They adjusted by basically doing nothing.

They basically let Clemson’s 6-2, 310-pound senior nose guard stop himself by doing what he wanted and reacting to it.

“Rather than block the guy sometimes you have to read him if you’re having a hard time blocking him,” said Head Coach Paul Johnson. “We were reading him on the B-Back. So we would turn him loose. If he ran up the field we handed off and if he took [the B-Back] then Tevin would pull it.”

Letting the man-mountain come to them simplified the option for quarterback Tevin Washington and B-Backs David Sims and Preston Lyons.

“We just took the read key,” Johnson said. “We mixed it up. We mixed it up enough on him to where he didn’t know if he was getting blocked or not and he couldn’t just blow straight up the field all the time like he did to start the game.”

Thompson assisted on tackles on two of Tech’s first six offensive plays, which netted a total of seven yards and led to a pair of three-and-outs. But after that, he was only in on four plays the rest of the game, three of those coming on Tech’s 16-play, 58 yard drive that ate up 9:04 of the game’s final 10:33, preserving the 31-17 win and knocking the Tigers, ranked No. 5 in the BCS poll from the ranks of the unbeaten.

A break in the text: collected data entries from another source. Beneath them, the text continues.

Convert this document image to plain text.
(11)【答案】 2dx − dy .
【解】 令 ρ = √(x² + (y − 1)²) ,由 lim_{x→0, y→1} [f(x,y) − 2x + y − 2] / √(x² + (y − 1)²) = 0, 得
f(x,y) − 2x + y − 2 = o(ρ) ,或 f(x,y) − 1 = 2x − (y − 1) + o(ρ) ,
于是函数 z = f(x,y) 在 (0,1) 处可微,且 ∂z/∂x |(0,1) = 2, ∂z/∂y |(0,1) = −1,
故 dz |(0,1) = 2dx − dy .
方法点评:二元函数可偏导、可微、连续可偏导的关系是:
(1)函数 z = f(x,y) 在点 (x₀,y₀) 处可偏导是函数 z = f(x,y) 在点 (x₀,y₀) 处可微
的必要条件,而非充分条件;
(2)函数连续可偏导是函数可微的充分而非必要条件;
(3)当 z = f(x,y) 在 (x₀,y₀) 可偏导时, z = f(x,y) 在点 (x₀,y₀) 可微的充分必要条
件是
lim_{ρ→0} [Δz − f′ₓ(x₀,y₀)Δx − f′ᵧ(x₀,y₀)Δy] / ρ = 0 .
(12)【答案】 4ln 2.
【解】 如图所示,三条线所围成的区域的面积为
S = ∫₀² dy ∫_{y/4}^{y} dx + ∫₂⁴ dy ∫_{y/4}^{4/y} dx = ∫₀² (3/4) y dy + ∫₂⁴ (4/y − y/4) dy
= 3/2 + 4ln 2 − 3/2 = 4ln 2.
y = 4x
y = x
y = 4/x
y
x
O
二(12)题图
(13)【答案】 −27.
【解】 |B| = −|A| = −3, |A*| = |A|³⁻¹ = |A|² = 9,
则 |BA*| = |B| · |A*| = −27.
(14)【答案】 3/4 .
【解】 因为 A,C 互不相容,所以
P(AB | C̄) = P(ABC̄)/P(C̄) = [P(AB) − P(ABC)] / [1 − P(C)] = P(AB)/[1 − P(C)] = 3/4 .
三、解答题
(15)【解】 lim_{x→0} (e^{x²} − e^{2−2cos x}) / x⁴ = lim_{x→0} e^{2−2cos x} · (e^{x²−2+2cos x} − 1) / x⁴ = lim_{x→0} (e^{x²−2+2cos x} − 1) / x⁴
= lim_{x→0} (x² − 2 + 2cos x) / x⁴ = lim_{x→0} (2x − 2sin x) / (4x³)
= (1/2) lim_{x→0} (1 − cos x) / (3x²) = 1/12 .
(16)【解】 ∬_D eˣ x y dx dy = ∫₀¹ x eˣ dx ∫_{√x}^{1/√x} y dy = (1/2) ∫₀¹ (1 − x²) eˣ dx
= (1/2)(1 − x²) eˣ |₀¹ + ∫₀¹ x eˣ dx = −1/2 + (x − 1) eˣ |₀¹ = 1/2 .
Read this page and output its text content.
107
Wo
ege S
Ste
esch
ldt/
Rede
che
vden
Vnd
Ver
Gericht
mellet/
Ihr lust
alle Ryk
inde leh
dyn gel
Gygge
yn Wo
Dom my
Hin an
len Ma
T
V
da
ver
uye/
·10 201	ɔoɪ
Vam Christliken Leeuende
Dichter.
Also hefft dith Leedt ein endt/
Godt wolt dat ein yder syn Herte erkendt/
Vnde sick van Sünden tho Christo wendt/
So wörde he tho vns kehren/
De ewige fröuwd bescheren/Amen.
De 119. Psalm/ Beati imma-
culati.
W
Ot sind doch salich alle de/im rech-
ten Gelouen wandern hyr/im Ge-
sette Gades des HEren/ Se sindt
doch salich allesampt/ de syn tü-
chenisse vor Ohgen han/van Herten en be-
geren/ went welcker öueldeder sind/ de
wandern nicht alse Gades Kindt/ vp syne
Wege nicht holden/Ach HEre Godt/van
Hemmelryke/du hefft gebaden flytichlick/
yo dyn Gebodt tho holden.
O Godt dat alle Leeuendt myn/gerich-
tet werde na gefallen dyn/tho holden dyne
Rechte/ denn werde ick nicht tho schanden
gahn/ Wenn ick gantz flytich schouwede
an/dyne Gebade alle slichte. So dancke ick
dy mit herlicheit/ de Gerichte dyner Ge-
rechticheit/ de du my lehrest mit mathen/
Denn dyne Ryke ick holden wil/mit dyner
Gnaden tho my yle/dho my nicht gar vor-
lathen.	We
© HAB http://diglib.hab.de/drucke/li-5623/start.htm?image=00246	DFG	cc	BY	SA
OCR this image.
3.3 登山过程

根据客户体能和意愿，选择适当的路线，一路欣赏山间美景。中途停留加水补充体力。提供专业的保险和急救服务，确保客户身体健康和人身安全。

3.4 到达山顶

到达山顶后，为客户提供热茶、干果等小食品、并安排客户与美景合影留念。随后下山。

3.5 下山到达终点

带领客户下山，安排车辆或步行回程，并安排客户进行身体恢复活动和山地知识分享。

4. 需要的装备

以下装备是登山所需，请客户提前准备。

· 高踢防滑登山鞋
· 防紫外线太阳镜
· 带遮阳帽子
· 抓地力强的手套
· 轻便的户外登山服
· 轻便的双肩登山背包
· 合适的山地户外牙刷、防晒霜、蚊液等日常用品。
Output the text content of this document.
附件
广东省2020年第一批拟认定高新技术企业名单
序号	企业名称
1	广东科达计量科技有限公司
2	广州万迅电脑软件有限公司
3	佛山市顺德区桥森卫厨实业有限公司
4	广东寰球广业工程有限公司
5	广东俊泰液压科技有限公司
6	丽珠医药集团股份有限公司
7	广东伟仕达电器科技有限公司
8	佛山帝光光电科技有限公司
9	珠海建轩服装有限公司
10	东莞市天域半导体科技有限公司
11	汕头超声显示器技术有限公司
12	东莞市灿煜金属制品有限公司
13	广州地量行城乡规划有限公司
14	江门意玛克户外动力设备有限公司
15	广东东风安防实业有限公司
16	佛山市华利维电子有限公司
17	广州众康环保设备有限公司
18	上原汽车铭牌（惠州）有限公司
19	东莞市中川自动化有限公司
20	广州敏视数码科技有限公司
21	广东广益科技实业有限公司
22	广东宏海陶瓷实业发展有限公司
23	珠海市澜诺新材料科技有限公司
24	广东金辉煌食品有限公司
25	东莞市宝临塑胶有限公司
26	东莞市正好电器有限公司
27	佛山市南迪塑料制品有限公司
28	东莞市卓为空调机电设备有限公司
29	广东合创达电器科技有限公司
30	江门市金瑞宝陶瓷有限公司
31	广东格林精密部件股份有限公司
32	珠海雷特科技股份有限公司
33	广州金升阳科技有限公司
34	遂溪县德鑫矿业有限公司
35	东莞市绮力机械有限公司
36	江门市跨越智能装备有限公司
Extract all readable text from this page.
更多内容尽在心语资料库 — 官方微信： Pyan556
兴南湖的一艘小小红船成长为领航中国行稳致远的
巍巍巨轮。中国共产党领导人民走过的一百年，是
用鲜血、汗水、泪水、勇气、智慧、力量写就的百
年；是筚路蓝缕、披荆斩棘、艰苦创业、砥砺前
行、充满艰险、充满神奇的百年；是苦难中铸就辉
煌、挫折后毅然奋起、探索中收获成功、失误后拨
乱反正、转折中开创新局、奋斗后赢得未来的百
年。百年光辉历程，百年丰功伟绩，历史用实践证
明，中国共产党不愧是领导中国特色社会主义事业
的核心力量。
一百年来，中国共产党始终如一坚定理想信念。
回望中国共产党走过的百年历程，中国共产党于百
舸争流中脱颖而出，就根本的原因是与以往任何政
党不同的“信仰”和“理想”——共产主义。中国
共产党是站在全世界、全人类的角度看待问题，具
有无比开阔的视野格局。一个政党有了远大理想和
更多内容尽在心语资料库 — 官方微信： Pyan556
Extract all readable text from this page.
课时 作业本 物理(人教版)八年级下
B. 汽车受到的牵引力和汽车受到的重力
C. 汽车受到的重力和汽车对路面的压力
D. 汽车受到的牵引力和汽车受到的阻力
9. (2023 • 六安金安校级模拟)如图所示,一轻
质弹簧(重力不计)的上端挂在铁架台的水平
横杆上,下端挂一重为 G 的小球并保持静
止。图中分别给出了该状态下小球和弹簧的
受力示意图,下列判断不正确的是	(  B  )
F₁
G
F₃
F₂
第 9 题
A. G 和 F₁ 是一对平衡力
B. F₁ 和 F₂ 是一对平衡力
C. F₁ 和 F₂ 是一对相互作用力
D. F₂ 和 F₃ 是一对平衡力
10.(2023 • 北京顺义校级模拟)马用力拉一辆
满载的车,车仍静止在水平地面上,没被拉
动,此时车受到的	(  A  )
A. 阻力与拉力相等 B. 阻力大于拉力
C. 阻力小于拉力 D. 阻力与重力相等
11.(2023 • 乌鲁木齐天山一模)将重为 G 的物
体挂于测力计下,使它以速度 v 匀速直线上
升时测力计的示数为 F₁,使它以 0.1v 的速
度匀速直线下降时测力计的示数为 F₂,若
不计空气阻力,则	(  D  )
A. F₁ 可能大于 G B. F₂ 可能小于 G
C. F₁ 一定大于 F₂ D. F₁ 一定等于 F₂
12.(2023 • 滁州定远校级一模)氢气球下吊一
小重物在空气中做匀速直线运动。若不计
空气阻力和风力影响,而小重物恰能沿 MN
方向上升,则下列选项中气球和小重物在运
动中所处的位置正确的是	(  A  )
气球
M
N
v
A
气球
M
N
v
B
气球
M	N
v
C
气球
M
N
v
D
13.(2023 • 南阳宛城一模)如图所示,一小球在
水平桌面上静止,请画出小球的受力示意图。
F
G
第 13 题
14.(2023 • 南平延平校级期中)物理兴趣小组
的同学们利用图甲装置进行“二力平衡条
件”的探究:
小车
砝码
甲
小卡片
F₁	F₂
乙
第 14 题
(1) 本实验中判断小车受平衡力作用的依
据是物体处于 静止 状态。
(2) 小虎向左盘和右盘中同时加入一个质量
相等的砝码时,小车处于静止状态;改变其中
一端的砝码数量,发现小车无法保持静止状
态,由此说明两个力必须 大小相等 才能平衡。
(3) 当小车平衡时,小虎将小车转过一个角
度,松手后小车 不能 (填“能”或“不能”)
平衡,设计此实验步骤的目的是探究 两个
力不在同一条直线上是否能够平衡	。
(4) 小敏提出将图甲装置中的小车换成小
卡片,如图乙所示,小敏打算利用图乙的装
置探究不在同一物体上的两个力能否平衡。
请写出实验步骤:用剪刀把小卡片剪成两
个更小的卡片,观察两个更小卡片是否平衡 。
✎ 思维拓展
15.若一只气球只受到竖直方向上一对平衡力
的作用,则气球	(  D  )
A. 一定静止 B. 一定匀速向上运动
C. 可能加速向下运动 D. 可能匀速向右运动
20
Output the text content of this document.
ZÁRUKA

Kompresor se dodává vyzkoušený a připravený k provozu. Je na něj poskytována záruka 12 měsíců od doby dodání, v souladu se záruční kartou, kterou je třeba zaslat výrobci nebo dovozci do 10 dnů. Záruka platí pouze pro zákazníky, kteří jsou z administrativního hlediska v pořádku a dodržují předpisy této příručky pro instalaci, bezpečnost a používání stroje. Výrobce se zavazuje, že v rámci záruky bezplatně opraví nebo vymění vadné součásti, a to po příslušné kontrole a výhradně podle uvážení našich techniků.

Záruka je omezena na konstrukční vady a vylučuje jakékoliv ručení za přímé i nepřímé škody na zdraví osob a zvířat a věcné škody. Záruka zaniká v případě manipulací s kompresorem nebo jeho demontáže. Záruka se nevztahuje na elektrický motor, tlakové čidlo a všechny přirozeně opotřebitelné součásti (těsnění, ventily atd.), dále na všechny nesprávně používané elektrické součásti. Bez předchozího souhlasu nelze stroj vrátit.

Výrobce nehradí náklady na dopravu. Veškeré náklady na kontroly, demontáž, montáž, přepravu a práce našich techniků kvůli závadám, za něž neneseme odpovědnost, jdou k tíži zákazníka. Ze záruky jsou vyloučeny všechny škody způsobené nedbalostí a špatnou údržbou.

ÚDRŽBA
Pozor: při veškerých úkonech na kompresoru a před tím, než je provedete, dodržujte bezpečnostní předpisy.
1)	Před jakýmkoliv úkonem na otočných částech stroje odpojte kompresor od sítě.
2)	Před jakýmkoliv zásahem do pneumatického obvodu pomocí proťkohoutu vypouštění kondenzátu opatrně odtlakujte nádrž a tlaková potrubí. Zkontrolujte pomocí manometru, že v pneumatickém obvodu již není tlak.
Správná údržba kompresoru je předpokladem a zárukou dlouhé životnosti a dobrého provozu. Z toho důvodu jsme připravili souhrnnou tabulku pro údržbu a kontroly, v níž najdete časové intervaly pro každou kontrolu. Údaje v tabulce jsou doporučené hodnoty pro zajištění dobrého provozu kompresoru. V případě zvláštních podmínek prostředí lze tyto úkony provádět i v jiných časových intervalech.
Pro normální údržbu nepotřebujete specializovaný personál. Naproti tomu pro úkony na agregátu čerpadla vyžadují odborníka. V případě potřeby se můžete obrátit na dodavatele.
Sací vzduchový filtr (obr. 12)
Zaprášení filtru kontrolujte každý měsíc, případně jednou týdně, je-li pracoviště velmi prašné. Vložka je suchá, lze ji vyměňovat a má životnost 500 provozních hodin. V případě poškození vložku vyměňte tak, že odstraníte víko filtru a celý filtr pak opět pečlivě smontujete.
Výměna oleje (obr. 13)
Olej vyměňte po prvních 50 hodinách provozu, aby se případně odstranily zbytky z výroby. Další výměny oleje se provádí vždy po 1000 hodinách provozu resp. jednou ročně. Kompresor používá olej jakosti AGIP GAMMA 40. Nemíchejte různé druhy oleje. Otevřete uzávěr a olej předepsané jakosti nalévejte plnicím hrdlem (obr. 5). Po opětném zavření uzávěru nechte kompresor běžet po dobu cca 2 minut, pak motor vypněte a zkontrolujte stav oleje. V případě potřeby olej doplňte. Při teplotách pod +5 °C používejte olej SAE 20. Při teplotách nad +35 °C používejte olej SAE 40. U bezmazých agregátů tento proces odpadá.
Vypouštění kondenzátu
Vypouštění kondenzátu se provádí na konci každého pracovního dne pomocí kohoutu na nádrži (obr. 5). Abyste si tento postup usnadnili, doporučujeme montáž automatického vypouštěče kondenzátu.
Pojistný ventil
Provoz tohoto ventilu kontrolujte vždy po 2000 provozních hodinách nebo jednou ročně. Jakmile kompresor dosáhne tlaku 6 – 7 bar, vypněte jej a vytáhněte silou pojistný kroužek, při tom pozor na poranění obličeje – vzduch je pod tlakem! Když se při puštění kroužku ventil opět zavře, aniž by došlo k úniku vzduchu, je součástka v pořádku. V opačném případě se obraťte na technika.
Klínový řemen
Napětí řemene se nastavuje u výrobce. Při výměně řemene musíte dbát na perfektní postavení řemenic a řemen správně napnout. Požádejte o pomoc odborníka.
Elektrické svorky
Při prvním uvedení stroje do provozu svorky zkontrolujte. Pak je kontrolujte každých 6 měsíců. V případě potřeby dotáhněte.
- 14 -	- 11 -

In between, Tech flustered the senior. He jumped offside on a third-and-one, giving the Yellow Jackets a first down and prolonging what would become a 10-play, 80-yard touchdown drive, that extended the lead to 17-3. On that drive, Sims had a nine-yard run on first-and-10, a six-yard run on first-and-five, and a pair of short gains on first down to keep the defense honest (Thompson made the tackle on one play — his last stop until the fourth quarter) and setting up wide runs by Roddy Jones (21 yards) and Smith runs of 12 and the final three into the end zone.

Washington, who set a school- single-game, quarterback rushing record with 176 yards, including runs of 46 yards, setting a personal-best, then 56, setting a new career best, credited the offensive line’s push and ability to create holes.

Big holes.

How big?

“They were real big,” said Washington. “Anybody could have run through them. I was fortunate to be have my number called and got to run through them.”

Clemson wasn’t as fortunate.

“In a nutshell, we just physically got whipped. We got outexecuted,” said Clemson Defensive Coordinator Kevin Steele. “Too many big plays, too many opportunities to get off the field and didn’t take it. That having been said, Georgia Tech did what they had to do. They’re a well-coached football team. They lined up and physically whipped us.”

“The defense didn’t execute. We didn’t get stops,” agreed junior defensive end Malliciah Goodman, who lined up next to Thompson. “We just got outplayed tonight. They basically executed where we didn’t.”

Saturday was Tech’s fifth win in six games against the Tigers and was a huge bounce-back win that snapped a two-game losing streak. It was the first win against a top-10 team since Oct. 17, 2009 against Virginia Tech.

Coincidentally, the Jackets’ next game, following their bye this week, is against the Hokies at Bobby Dodd on Thursday, Nov. 10.